The Calcutta Stock Exchange, yet to recover from the Rs 120 crore (Rs 1.2 billion) payment default that hit the bourse in 2001, was facing another crisis with top officials, including its president Supriya Gupta, stepping down following a showcause notice served by Securities and Exchange Board of India on the governing committee.
The market regulator, in its notice served late on Tuesday, asked the board why the exchange governing committee should not be superseded by Sebi in view of its 'management deficiencies'.
With the resignations of Gupta and three public representatives on the Board -- Biswajit Choudhuri, B B Chakraborti and former Justice Prabir Mazumdar -- the exchange was now headless amidst apprehensions that Sebi might actually decide to supersede the CSE management, market sources said on Wednesday.
They said it would be a huge blow for CSE, which witnessed a sharp fall in turnover since March 2001, deepening the crisis for the beleaguered exchange.
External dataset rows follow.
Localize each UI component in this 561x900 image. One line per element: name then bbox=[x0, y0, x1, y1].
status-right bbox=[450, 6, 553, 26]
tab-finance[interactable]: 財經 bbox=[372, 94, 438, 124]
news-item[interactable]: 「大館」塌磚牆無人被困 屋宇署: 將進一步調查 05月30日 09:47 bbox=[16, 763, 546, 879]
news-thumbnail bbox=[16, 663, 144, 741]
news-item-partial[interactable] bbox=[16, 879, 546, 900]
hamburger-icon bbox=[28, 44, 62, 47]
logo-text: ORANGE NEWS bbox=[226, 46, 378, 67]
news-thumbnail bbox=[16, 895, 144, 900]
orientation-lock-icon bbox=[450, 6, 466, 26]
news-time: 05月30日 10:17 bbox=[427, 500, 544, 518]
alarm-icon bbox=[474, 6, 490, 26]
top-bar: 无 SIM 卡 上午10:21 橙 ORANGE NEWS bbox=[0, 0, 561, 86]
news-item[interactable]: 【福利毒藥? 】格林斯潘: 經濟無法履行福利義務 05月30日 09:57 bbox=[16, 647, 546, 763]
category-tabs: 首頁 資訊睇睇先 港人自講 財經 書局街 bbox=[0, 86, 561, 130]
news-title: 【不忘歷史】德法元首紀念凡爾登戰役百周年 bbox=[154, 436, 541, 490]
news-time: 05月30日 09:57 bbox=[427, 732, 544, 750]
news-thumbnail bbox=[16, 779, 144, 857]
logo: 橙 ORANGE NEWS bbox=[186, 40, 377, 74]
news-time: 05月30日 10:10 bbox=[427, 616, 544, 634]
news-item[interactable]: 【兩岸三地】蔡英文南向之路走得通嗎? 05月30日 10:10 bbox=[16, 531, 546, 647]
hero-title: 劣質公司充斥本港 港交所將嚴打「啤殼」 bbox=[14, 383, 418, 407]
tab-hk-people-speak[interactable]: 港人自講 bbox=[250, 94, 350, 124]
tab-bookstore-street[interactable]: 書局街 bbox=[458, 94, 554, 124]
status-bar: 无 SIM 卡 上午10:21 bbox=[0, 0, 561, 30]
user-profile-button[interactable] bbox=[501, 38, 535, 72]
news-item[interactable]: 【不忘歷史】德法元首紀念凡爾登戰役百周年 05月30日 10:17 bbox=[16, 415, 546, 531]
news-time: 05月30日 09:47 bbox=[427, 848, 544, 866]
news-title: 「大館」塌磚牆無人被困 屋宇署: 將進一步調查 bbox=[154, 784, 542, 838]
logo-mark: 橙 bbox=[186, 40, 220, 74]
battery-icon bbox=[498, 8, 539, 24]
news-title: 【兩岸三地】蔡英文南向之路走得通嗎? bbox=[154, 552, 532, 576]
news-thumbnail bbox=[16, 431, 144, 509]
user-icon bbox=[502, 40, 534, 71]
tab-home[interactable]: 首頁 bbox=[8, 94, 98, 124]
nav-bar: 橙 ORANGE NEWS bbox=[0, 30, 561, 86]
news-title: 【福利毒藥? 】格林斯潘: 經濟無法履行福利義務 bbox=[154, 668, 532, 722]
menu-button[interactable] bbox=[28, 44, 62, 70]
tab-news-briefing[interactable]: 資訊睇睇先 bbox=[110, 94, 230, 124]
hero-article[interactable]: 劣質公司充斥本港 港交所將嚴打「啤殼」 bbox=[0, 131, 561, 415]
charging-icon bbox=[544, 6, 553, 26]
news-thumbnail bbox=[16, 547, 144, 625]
After the resignations, which were accepted by the board on Tuesday, the exchange is left with a 10-member board comprising the officer-on-special-duty, seven brokers and two Sebi nominees.
Sebi's notice, served under Section 11(1) of the Securities Contract (Regulation) Act, 1956, came in view of the board's failure 'to conduct its meetings and deliberations in a proper and responsible manner' and apparent resistance of broker-directors to the demutualisation of the exchange.
The exchange has sought one week's time to reply.